One Giant Model or Split it Up?

I came across this question in social media. It was a question submitted to @GuyInACube who asked his guest, Marco Russo, “Is it OK to build one giant data model, or should you split it up into multiple models?”

He answered quickly, without wavering, “No.”

His reasoning against one giant model provided non-technical examples. For instance, the same entity, or measure, even, might have different names or different meanings by different departments in the same company. They might even need to be defined with different code!

I have experienced this first-hand. I was asked to develop a large data warehouse and publish it as a single Tabular Model. It contained HR data, sales and commissions data, revenue, service, and utilization (rental industry).

Right away, I noticed a difference in the definitions of sales type and revenue type. The rules classifying sales revenue types and actual revenue types (in the general ledger) were different, but they requested that they be presented as one in the Tabular Model. They also wanted departments, when using the model, to see 100% agreement with their existing transactional reports.

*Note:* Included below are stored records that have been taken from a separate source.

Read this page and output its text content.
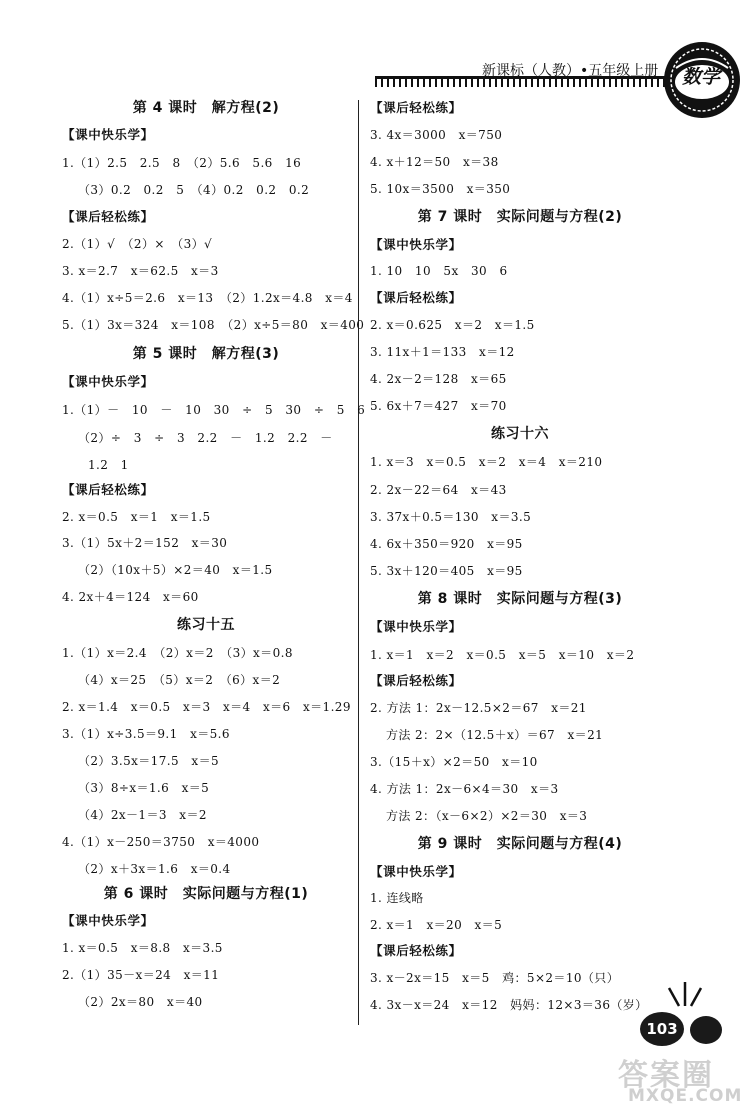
新课标（人教）•五年级上册	数学
第 4 课时　解方程(2)
【课中快乐学】
1.（1）2.5　2.5　8　（2）5.6　5.6　16
（3）0.2　0.2　5　（4）0.2　0.2　0.2
【课后轻松练】
2.（1）√　（2）×　（3）√
3. x＝2.7　x＝62.5　x＝3
4.（1）x÷5＝2.6　x＝13　（2）1.2x＝4.8　x＝4
5.（1）3x＝324　x＝108　（2）x÷5＝80　x＝400
第 5 课时　解方程(3)
【课中快乐学】
1.（1）－　10　－　10　30　÷　5　30　÷　5　6
（2）÷　3　÷　3　2.2　－　1.2　2.2　－
1.2　1
【课后轻松练】
2. x＝0.5　x＝1　x＝1.5
3.（1）5x＋2＝152　x＝30
（2）（10x＋5）×2＝40　x＝1.5
4. 2x＋4＝124　x＝60
练习十五
1.（1）x＝2.4　（2）x＝2　（3）x＝0.8
（4）x＝25　（5）x＝2　（6）x＝2
2. x＝1.4　x＝0.5　x＝3　x＝4　x＝6　x＝1.29
3.（1）x÷3.5＝9.1　x＝5.6
（2）3.5x＝17.5　x＝5
（3）8÷x＝1.6　x＝5
（4）2x－1＝3　x＝2
4.（1）x－250＝3750　x＝4000
（2）x＋3x＝1.6　x＝0.4
第 6 课时　实际问题与方程(1)
【课中快乐学】
1. x＝0.5　x＝8.8　x＝3.5
2.（1）35－x＝24　x＝11
（2）2x＝80　x＝40
【课后轻松练】
3. 4x＝3000　x＝750
4. x＋12＝50　x＝38
5. 10x＝3500　x＝350
第 7 课时　实际问题与方程(2)
【课中快乐学】
1. 10　10　5x　30　6
【课后轻松练】
2. x＝0.625　x＝2　x＝1.5
3. 11x＋1＝133　x＝12
4. 2x－2＝128　x＝65
5. 6x＋7＝427　x＝70
练习十六
1. x＝3　x＝0.5　x＝2　x＝4　x＝210
2. 2x－22＝64　x＝43
3. 37x＋0.5＝130　x＝3.5
4. 6x＋350＝920　x＝95
5. 3x＋120＝405　x＝95
第 8 课时　实际问题与方程(3)
【课中快乐学】
1. x＝1　x＝2　x＝0.5　x＝5　x＝10　x＝2
【课后轻松练】
2. 方法 1：2x－12.5×2＝67　x＝21
方法 2：2×（12.5＋x）＝67　x＝21
3.（15＋x）×2＝50　x＝10
4. 方法 1：2x－6×4＝30　x＝3
方法 2：（x－6×2）×2＝30　x＝3
第 9 课时　实际问题与方程(4)
【课中快乐学】
1. 连线略
2. x＝1　x＝20　x＝5
【课后轻松练】
3. x－2x＝15　x＝5　鸡：5×2＝10（只）
4. 3x－x＝24　x＝12　妈妈：12×3＝36（岁）
103
答案圈
MXQE.COM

Having your analytic data match transactional reports is necessary; I agree. If they don’t match, the users won’t have confidence in the data. I solved this problem the only way that I could solve it.

I created separate measures:

  • Sales Revenue
  • Company Revenue

I also created separate dimensions:

  • Sales Revenue Type
  • Company Revenue Type

I also created perspectives: Sales, Corporate, Fleet, HR. This helped to reduce the confusion, but there were many users who used the entire model, and in my opinion, this caused problems with user-designed reports.

The correct approach, however, is to create one giant SQL data warehouse out of which you publish multiple data marts, each data mart having its own SSAS Tabular Model.